The local Jiangsu Province station shows some Korean soap operas, but always with an annoying host that breaks in periodically to tell you what is going to happen right before it happens and give you the impression that whatever stupid mess the main characters have gotten themselves into, it never would’ve happened to Chinese people. Common to all televised soap operas – Korean or Chinese – is the tendency to break for commercials at really jarring moments. By this I mean mid-sentence. The female lead will be saying, “I just came from the doctor. He said that I’m…” Enter shampoo commercial, followed by restaurant commercial, followed by previews for the next three shows on, a replay of the exact same shampoo commercial we just saw, and then, before you even realize the commercial is over, “…your half-sister. The bloodtest confirms it.”
(Whoops, Old Red Classic number 43 has apparently ended: the Nationalist general just surrendered to the triumphant PLA, and the province has been made safe for communism. Time to change the channel.)

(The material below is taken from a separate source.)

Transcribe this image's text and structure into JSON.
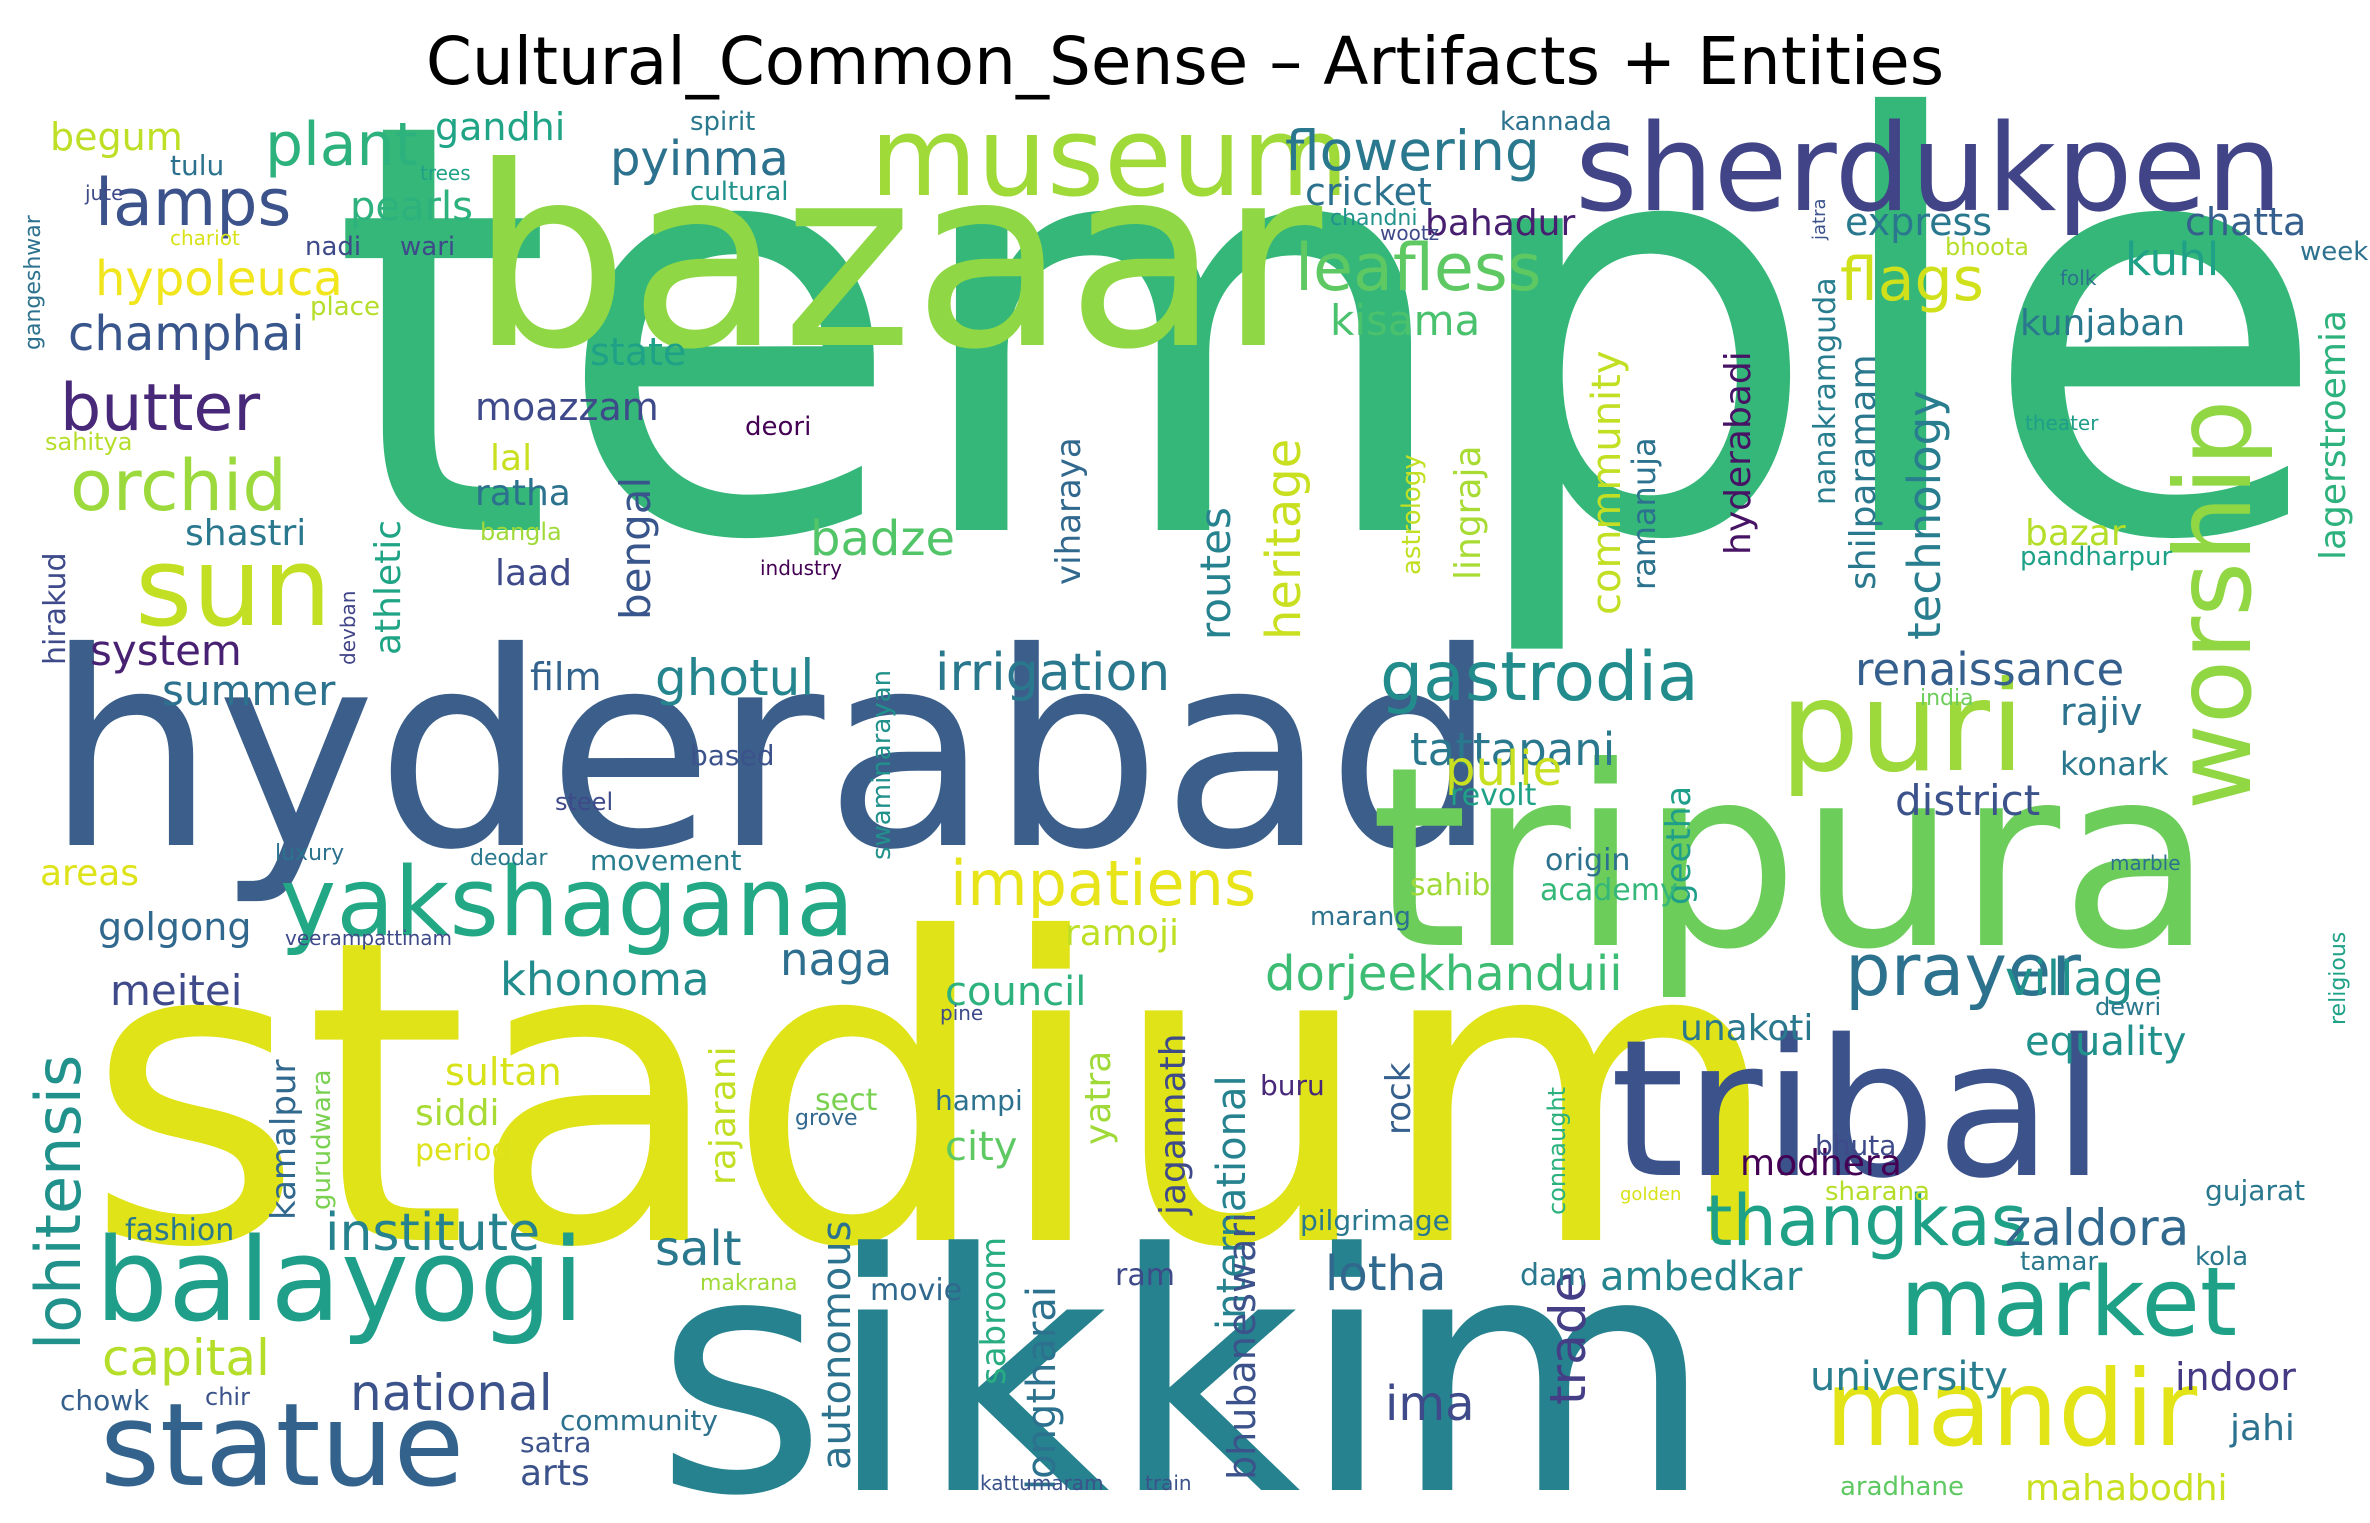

I bet that most of you without the benefit of Chinese state television do not realize that the world Ping-Pong championships were last week. China won. The 2004 Olympics are being replayed – that is, all the moments of Chinese athletes in triumph – with lots of ads for the 2008 Beijing Olympics. I’m happy to report that preparations are way, way ahead of schedule. The picture couldn’t be rosier. Cell phone text message voting on the mascot will take place early next year. The good money’s on Sun Wu Kong (The Monkey King from Chinese Tang Dynasty classic A Journey to the West); a panda bear would just be too cliché.
Alright. If I don’t stop soon, you will all start to think that all I ever do is watch television. Not true – in spite of all of these colorful options, I am not glued to my set. I’m not really sure why I just wrote a long email about Chinese TV, except that it is what I am experiencing at the moment, and I wanted to share it with all of you. Ahem. Oooh, gotta go. There’s a special on about a Tibetan singer who’s going to sing her 2002 hit single, “Long Live China".